Charles Baudelaire (1821 – 1867)
Les fleurs du mal (1857)
La Nature est un temple où de vivants piliers
Laissent parfois sortir de confuses paroles ;
L’homme y passe à travers des forêts de symboles
Qui l’observent avec des regards familiers.
Comme de longs échos qui de loin se confondent
Dans une ténébreuse et profonde unité,
Vaste comme la nuit et comme la clarté,
Les parfums, les couleurs et les sons se répondent.
Il est des parfums frais comme des chairs d’enfants,
Doux comme les hautbois, verts comme les prairies,
– Et d’autres, corrompus, riches et triomphants,
Ayant l’expansion des choses infinies,
Comme l’ambre, le musc, le benjoin et l’encens,
Qui chantent les transports de l’esprit et des sens.
« La Nature est un temple » nous dit Baudelaire (l’allitération en « t » pose la solidité et la permanence de l’édifice). Le premier quatrain nous plonge dans une forêt allégorique, où l’on sentirait presque le souffle de Merlin l’enchanteur… Il y a un côté inquiétant dans ce temple : on y entend des paroles incompréhensibles ; la forêt n’est pas constituée d’arbres mais de symboles qui nous dévisagent, nous qui ne faisons que passer… Tout se confond dans cet endroit, rien n’est limpide : les « longs échos », la « ténébreuse et profonde unité ». C’est un univers en noir et blanc (« nuit », « clarté »).
Le vers 7 se termine par l’arrivée de la clarté qui se dévoile au vers 8. C’est là le centre du poème, il nous donne la clef. Cet alexandrin se découpe en groupes de trois pieds, scandant le dialogue des sens. Ce sont eux en effet qui peuplent le temple, et qui nous parlent. Ils se confondent et se répondent.
Dans les deux tercets, le poète explique ce que nous ne comprenons pas. C’est lui qui est capable de démêler les impressions confuses :
- Certains « parfums » (odorat) sont frais (toucher), doux (toucher, ouïe) comme des hautbois (ouïe), verts (vue).

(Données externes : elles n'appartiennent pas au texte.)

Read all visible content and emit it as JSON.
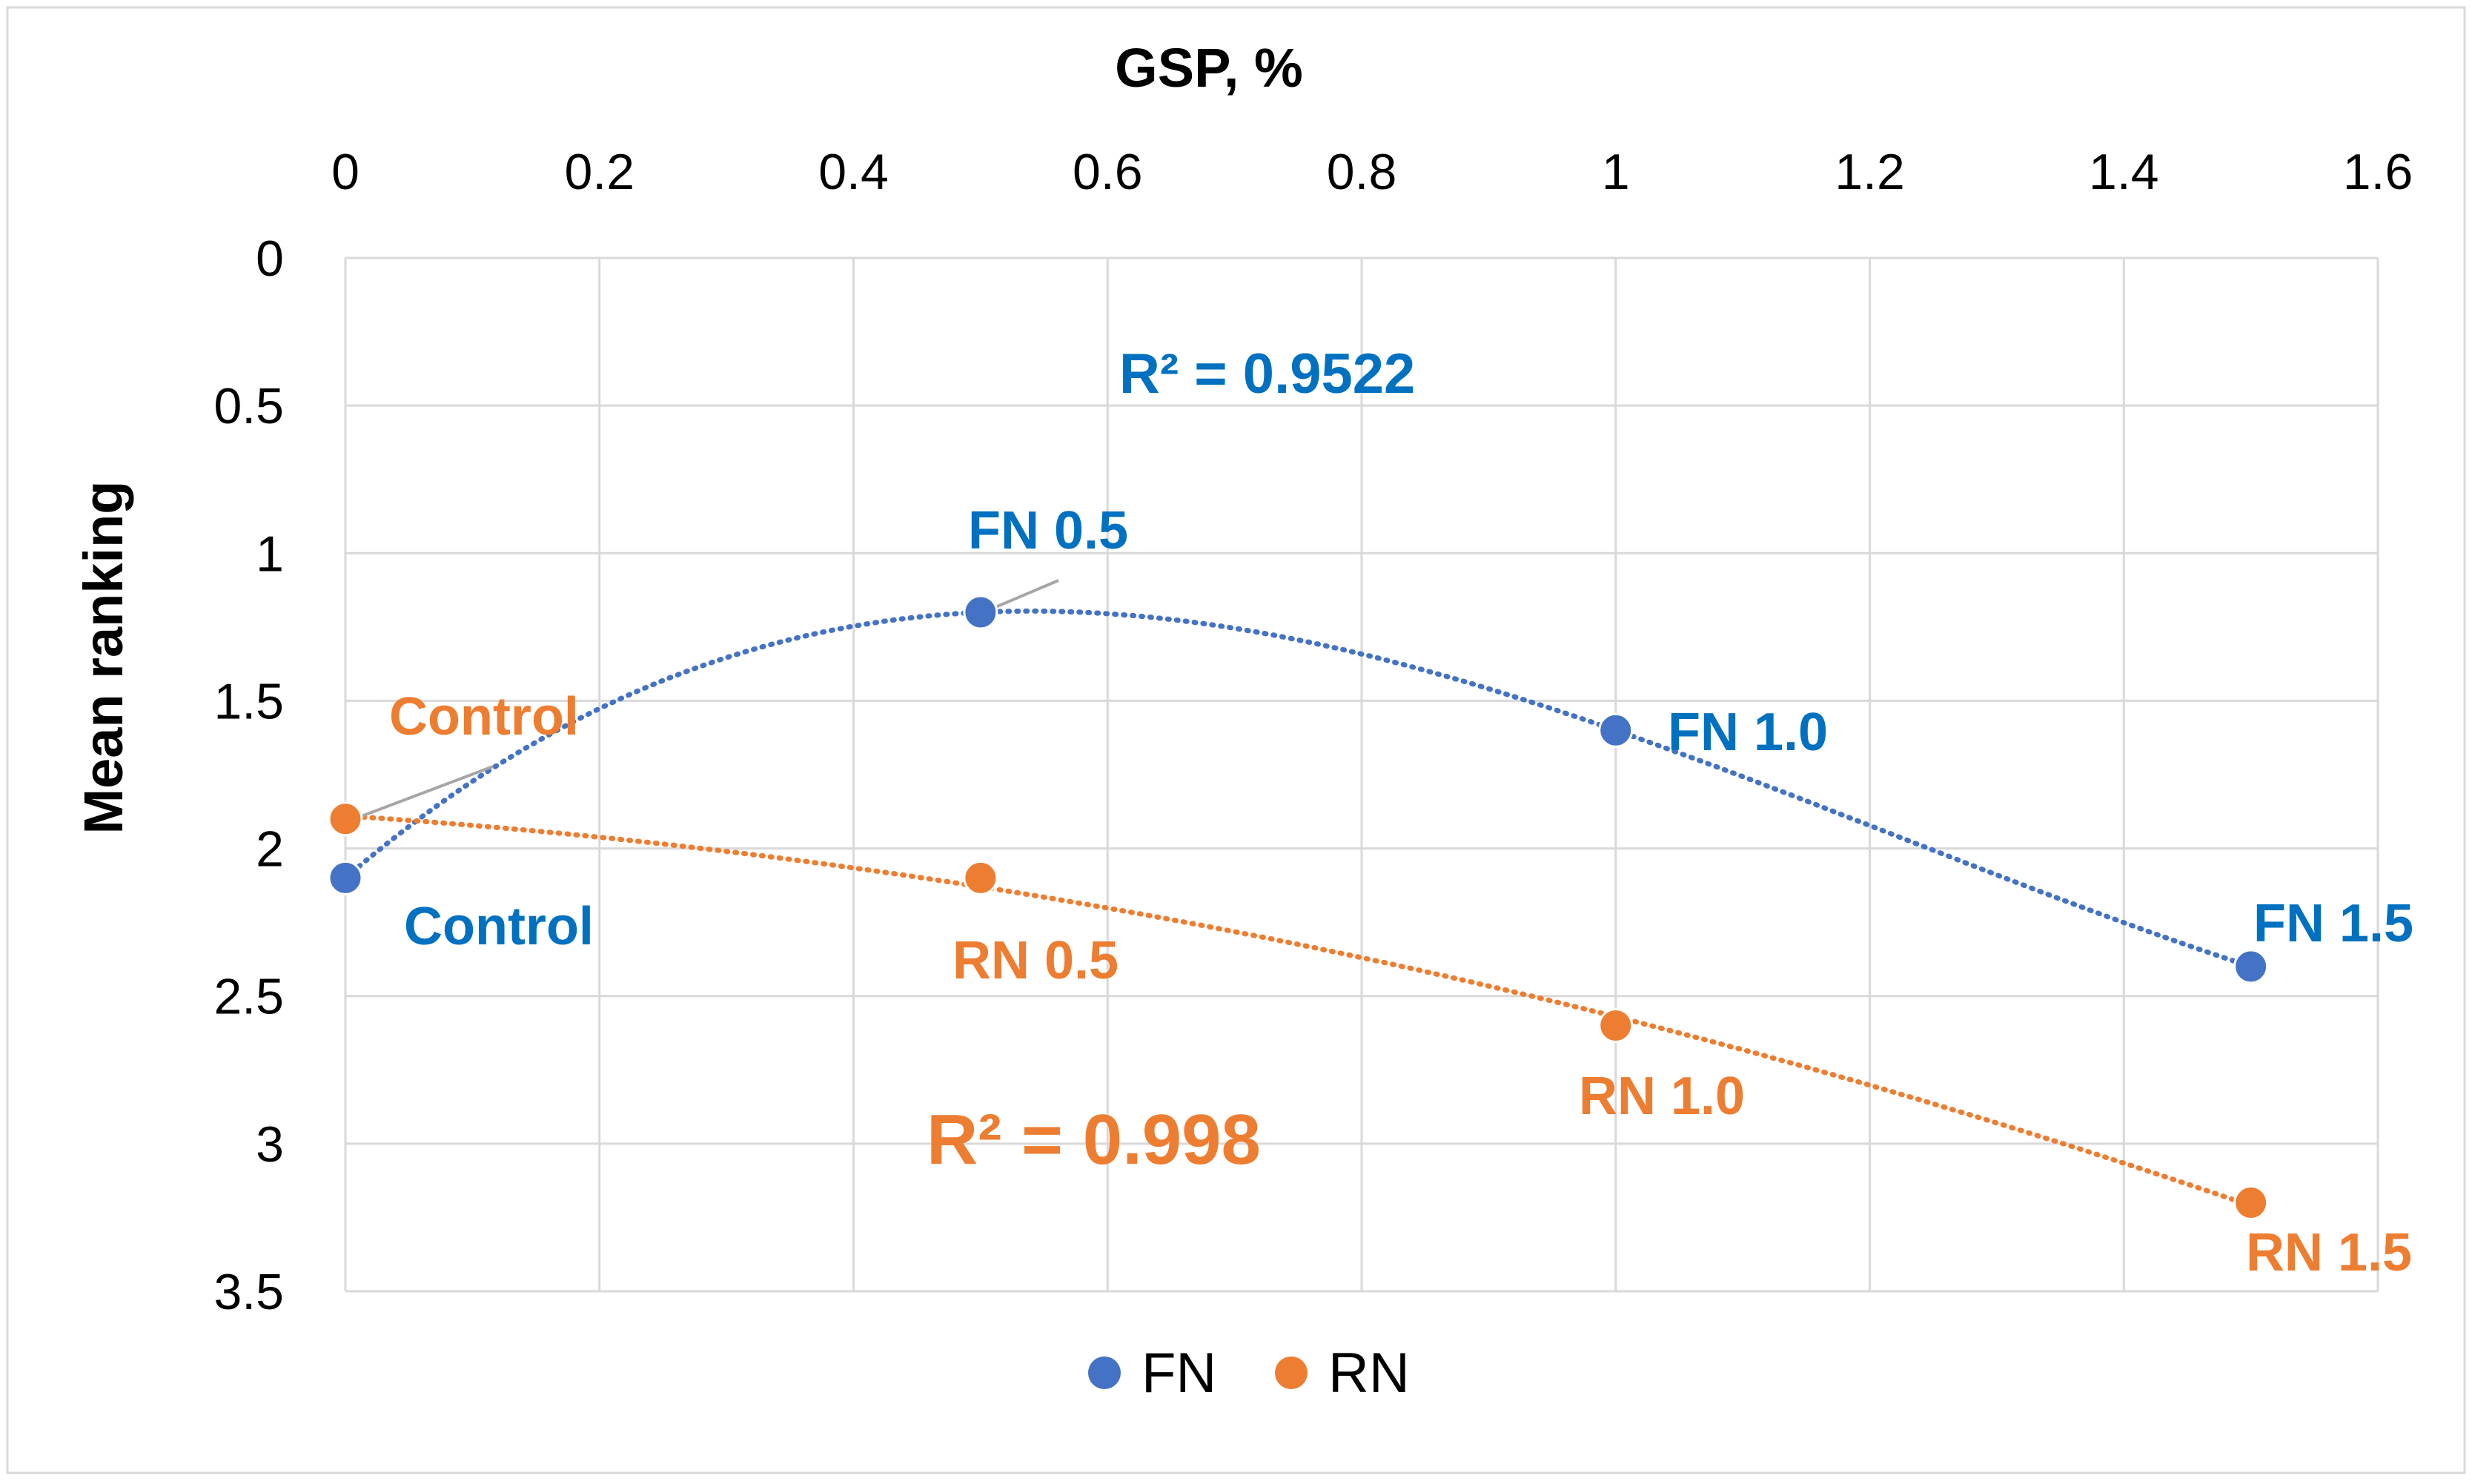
{
  "chart_data": {
    "type": "scatter",
    "title": "",
    "xlabel": "GSP, %",
    "ylabel": "Mean ranking",
    "xlim": [
      0,
      1.6
    ],
    "ylim": [
      0,
      3.5
    ],
    "y_reversed": true,
    "x_axis_position": "top",
    "grid": true,
    "x_ticks": [
      0,
      0.2,
      0.4,
      0.6,
      0.8,
      1,
      1.2,
      1.4,
      1.6
    ],
    "y_ticks": [
      0,
      0.5,
      1,
      1.5,
      2,
      2.5,
      3,
      3.5
    ],
    "legend_position": "bottom-center",
    "series": [
      {
        "name": "FN",
        "color": "#4472C4",
        "label_color": "#0070C0",
        "x": [
          0,
          0.5,
          1,
          1.5
        ],
        "y": [
          2.1,
          1.2,
          1.6,
          2.4
        ],
        "point_labels": [
          "Control",
          "FN 0.5",
          "FN 1.0",
          "FN 1.5"
        ],
        "trendline": {
          "type": "polynomial",
          "order": 3,
          "r2_label": "R² = 0.9522"
        }
      },
      {
        "name": "RN",
        "color": "#ED7D31",
        "label_color": "#ED7D31",
        "x": [
          0,
          0.5,
          1,
          1.5
        ],
        "y": [
          1.9,
          2.1,
          2.6,
          3.2
        ],
        "point_labels": [
          "Control",
          "RN 0.5",
          "RN 1.0",
          "RN 1.5"
        ],
        "trendline": {
          "type": "polynomial",
          "order": 2,
          "r2_label": "R² = 0.998"
        }
      }
    ]
  }
}
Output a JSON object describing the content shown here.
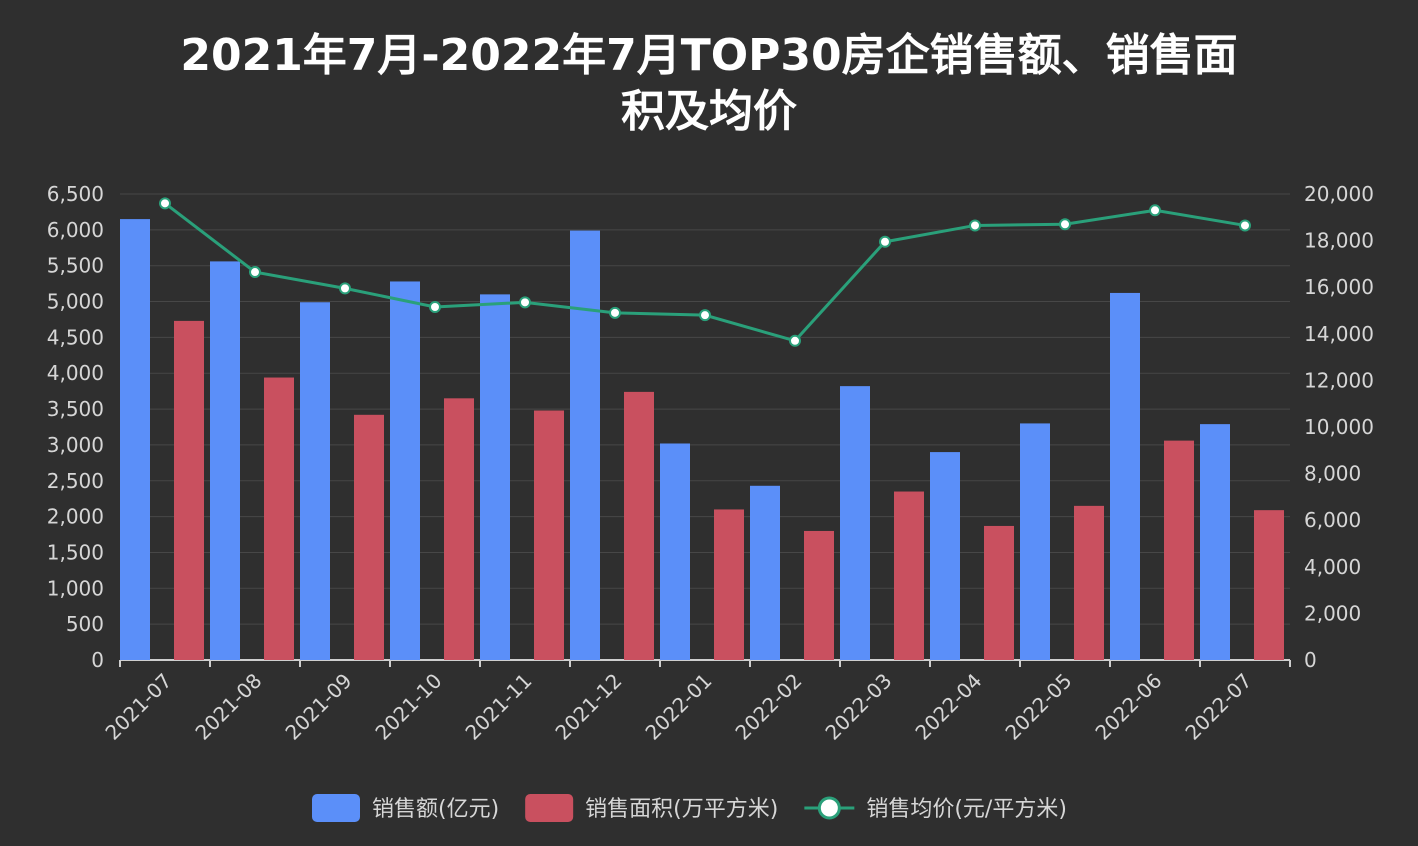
{
  "title_lines": [
    "2021年7月-2022年7月TOP30房企销售额、销售面",
    "积及均价"
  ],
  "chart_data": {
    "type": "bar",
    "categories": [
      "2021-07",
      "2021-08",
      "2021-09",
      "2021-10",
      "2021-11",
      "2021-12",
      "2022-01",
      "2022-02",
      "2022-03",
      "2022-04",
      "2022-05",
      "2022-06",
      "2022-07"
    ],
    "series": [
      {
        "name": "销售额(亿元)",
        "type": "bar",
        "axis": "left",
        "color": "#5b8ff9",
        "values": [
          6150,
          5560,
          4990,
          5280,
          5100,
          5990,
          3020,
          2430,
          3820,
          2900,
          3300,
          5120,
          3290
        ]
      },
      {
        "name": "销售面积(万平方米)",
        "type": "bar",
        "axis": "left",
        "color": "#c9505f",
        "values": [
          4730,
          3940,
          3420,
          3650,
          3480,
          3740,
          2100,
          1800,
          2350,
          1870,
          2150,
          3060,
          2090
        ]
      },
      {
        "name": "销售均价(元/平方米)",
        "type": "line",
        "axis": "right",
        "color": "#2aa07a",
        "values": [
          19600,
          16650,
          15950,
          15150,
          15350,
          14900,
          14800,
          13700,
          17950,
          18650,
          18700,
          19300,
          18650
        ]
      }
    ],
    "left_axis": {
      "min": 0,
      "max": 6500,
      "ticks": [
        "0",
        "500",
        "1,000",
        "1,500",
        "2,000",
        "2,500",
        "3,000",
        "3,500",
        "4,000",
        "4,500",
        "5,000",
        "5,500",
        "6,000",
        "6,500"
      ]
    },
    "right_axis": {
      "min": 0,
      "max": 20000,
      "ticks": [
        "0",
        "2,000",
        "4,000",
        "6,000",
        "8,000",
        "10,000",
        "12,000",
        "14,000",
        "16,000",
        "18,000",
        "20,000"
      ]
    },
    "grid": true,
    "legend_position": "bottom-center"
  }
}
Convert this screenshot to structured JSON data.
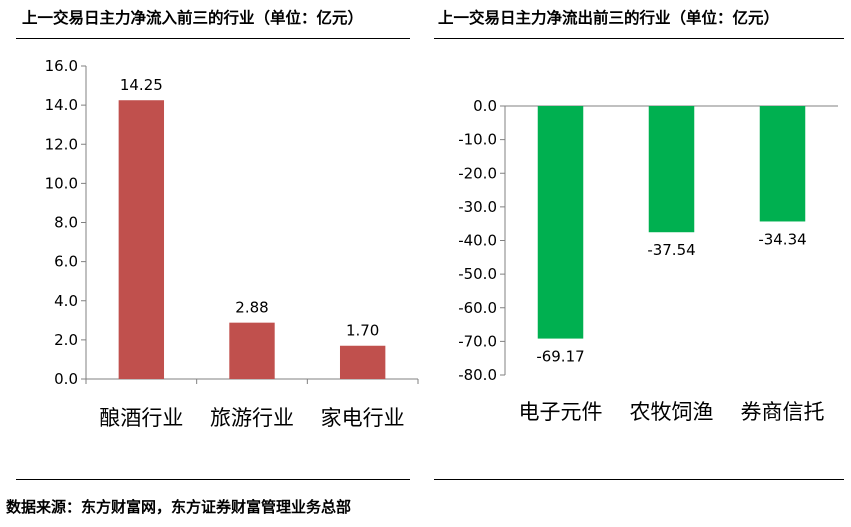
{
  "chart_data": [
    {
      "type": "bar",
      "title": "上一交易日主力净流入前三的行业（单位：亿元）",
      "categories": [
        "酿酒行业",
        "旅游行业",
        "家电行业"
      ],
      "values": [
        14.25,
        2.88,
        1.7
      ],
      "value_labels": [
        "14.25",
        "2.88",
        "1.70"
      ],
      "ylim": [
        0,
        16
      ],
      "yticks": [
        "0.0",
        "2.0",
        "4.0",
        "6.0",
        "8.0",
        "10.0",
        "12.0",
        "14.0",
        "16.0"
      ],
      "grid": false,
      "bar_color": "#c0504d"
    },
    {
      "type": "bar",
      "title": "上一交易日主力净流出前三的行业（单位：亿元）",
      "categories": [
        "电子元件",
        "农牧饲渔",
        "券商信托"
      ],
      "values": [
        -69.17,
        -37.54,
        -34.34
      ],
      "value_labels": [
        "-69.17",
        "-37.54",
        "-34.34"
      ],
      "ylim": [
        -80,
        0
      ],
      "yticks": [
        "0.0",
        "-10.0",
        "-20.0",
        "-30.0",
        "-40.0",
        "-50.0",
        "-60.0",
        "-70.0",
        "-80.0"
      ],
      "grid": false,
      "bar_color": "#00b050"
    }
  ],
  "source": "数据来源：东方财富网，东方证券财富管理业务总部"
}
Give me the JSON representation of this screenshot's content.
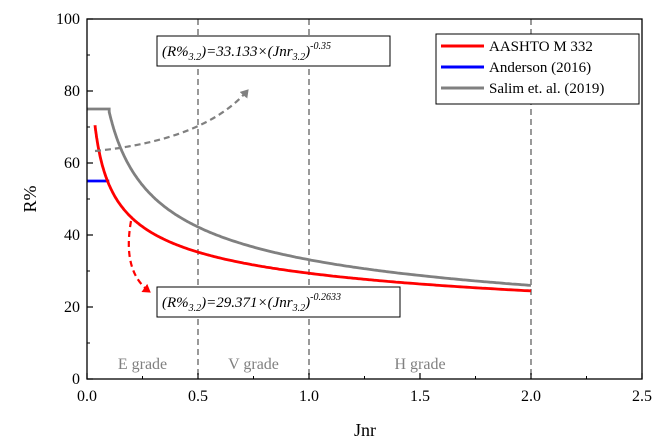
{
  "chart_data": {
    "type": "line",
    "xlabel": "Jnr",
    "ylabel": "R%",
    "xlim": [
      0.0,
      2.5
    ],
    "ylim": [
      0,
      100
    ],
    "x_ticks": [
      "0.0",
      "0.5",
      "1.0",
      "1.5",
      "2.0",
      "2.5"
    ],
    "y_ticks": [
      "0",
      "20",
      "40",
      "60",
      "80",
      "100"
    ],
    "grid": false,
    "legend_position": "top-right",
    "series": [
      {
        "name": "AASHTO M 332",
        "color": "#ff0000",
        "formula": {
          "a": 29.371,
          "b": -0.2633,
          "xmin": 0.036,
          "xmax": 2.0
        }
      },
      {
        "name": "Anderson (2016)",
        "color": "#0000ff",
        "x": [
          0.0,
          0.1
        ],
        "y": [
          55,
          55
        ]
      },
      {
        "name": "Salim et. al. (2019)",
        "color": "#808080",
        "flat": {
          "x": [
            0.0,
            0.1
          ],
          "y": 75
        },
        "formula": {
          "a": 33.133,
          "b": -0.35,
          "xmin": 0.1,
          "xmax": 2.0
        }
      }
    ],
    "vertical_lines": [
      0.5,
      1.0,
      2.0
    ],
    "regions": [
      {
        "label": "E grade",
        "x": 0.25
      },
      {
        "label": "V grade",
        "x": 0.75
      },
      {
        "label": "H grade",
        "x": 1.5
      }
    ],
    "annotations": [
      {
        "id": "gray-eq",
        "prefix": "(R%",
        "sub1": "3.2",
        "mid": ")=33.133×(Jnr",
        "sub2": "3.2",
        "close": ")",
        "sup": "-0.35"
      },
      {
        "id": "red-eq",
        "prefix": "(R%",
        "sub1": "3.2",
        "mid": ")=29.371×(Jnr",
        "sub2": "3.2",
        "close": ")",
        "sup": "-0.2633"
      }
    ]
  }
}
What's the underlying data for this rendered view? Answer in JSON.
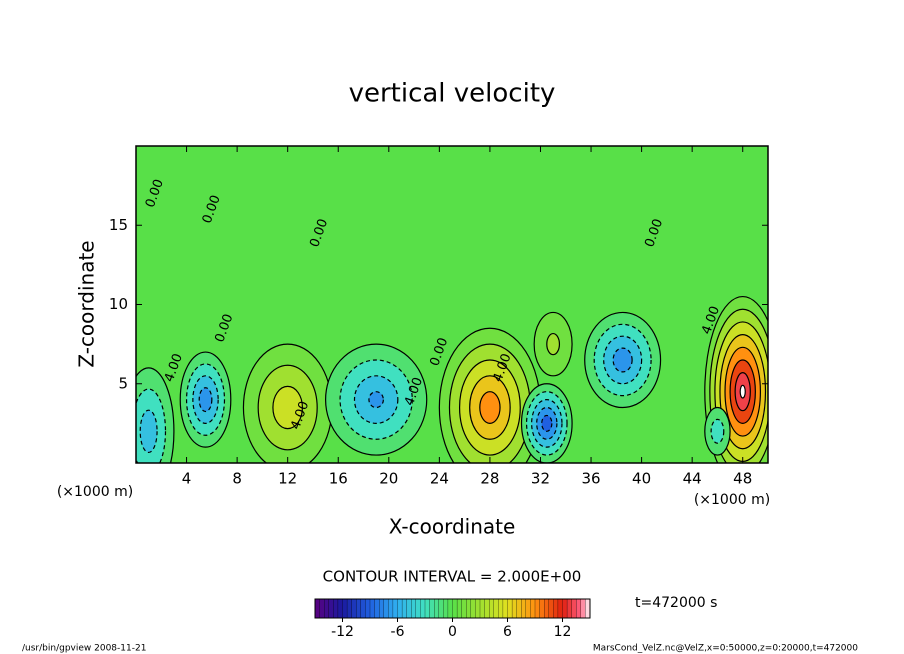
{
  "chart_data": {
    "type": "contour",
    "title": "vertical velocity",
    "x_label": "X-coordinate",
    "y_label": "Z-coordinate",
    "x_unit_label": "(×1000 m)",
    "xlim": [
      0,
      50
    ],
    "xticks": [
      4,
      8,
      12,
      16,
      20,
      24,
      28,
      32,
      36,
      40,
      44,
      48
    ],
    "ylim": [
      0,
      20
    ],
    "yticks": [
      5,
      10,
      15
    ],
    "contour_interval": 2,
    "contour_interval_label": "CONTOUR INTERVAL = 2.000E+00",
    "time_label": "t=472000 s",
    "features": [
      {
        "x": 48,
        "z": 4.5,
        "value": 15,
        "rx": 3,
        "rz": 6
      },
      {
        "x": 28,
        "z": 3.5,
        "value": 10,
        "rx": 4,
        "rz": 5
      },
      {
        "x": 12,
        "z": 3.5,
        "value": 6,
        "rx": 3.5,
        "rz": 4
      },
      {
        "x": 32.5,
        "z": 2.5,
        "value": -10,
        "rx": 2,
        "rz": 2.5
      },
      {
        "x": 5.5,
        "z": 4,
        "value": -8,
        "rx": 2,
        "rz": 3
      },
      {
        "x": 19,
        "z": 4,
        "value": -7,
        "rx": 4,
        "rz": 3.5
      },
      {
        "x": 38.5,
        "z": 6.5,
        "value": -8,
        "rx": 3,
        "rz": 3
      },
      {
        "x": 1,
        "z": 2,
        "value": -6,
        "rx": 2,
        "rz": 4
      },
      {
        "x": 46,
        "z": 2,
        "value": -4,
        "rx": 1,
        "rz": 1.5
      },
      {
        "x": 33,
        "z": 7.5,
        "value": 3,
        "rx": 1.5,
        "rz": 2
      }
    ],
    "contour_labels": [
      {
        "text": "4.00",
        "x": 13,
        "z": 3
      },
      {
        "text": "4.00",
        "x": 22,
        "z": 4.5
      },
      {
        "text": "4.00",
        "x": 29,
        "z": 6
      },
      {
        "text": "4.00",
        "x": 45.5,
        "z": 9
      },
      {
        "text": "4.00",
        "x": 3,
        "z": 6
      },
      {
        "text": "0.00",
        "x": 1.5,
        "z": 17
      },
      {
        "text": "0.00",
        "x": 6,
        "z": 16
      },
      {
        "text": "0.00",
        "x": 14.5,
        "z": 14.5
      },
      {
        "text": "0.00",
        "x": 7,
        "z": 8.5
      },
      {
        "text": "0.00",
        "x": 24,
        "z": 7
      },
      {
        "text": "0.00",
        "x": 41,
        "z": 14.5
      }
    ],
    "colorbar": {
      "lim": [
        -15,
        15
      ],
      "ticks": [
        -12,
        -6,
        0,
        6,
        12
      ]
    },
    "footer_left": "/usr/bin/gpview   2008-11-21",
    "footer_right": "MarsCond_VelZ.nc@VelZ,x=0:50000,z=0:20000,t=472000"
  }
}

C’est le monde de l’enfance, de la limpidité, de la nature.
- Plus loin, d’autres parfums (odorat) chantent (ouïe). Ils sont lourds, capiteux, « triomphants ». Ils nous aspirent lentement (la diérèse sur expansi – on ralentit le rythme) vers un espace infini qui se révèle être celui des sens (toucher érotique). Pouvons-nous penser que Baudelaire nous parle à cet endroit de l’expérience de la drogue et des paradis artificiels (les « transports » du dernier vers) ? Ou bien devons-nous retenir que le poème s’achève sur les « transports de l’esprit et des sens », ce qui nous rapproche des « fleurs du mal » ?
En tous cas, il nous révèle la synesthésie, c’est-à-dire le mélange et l’unité des sens, et plus précisément la capacité du poète à donner une signification aux symboles les plus complexes et les plus enfouis qu’il peut lire dans l’univers.
« Correspondances » est ainsi un des actes fondateurs de l’école symboliste, qui, en rupture avec le Parnasse, va dominer la poésie française… jusqu’Apollinaire et Cendrars.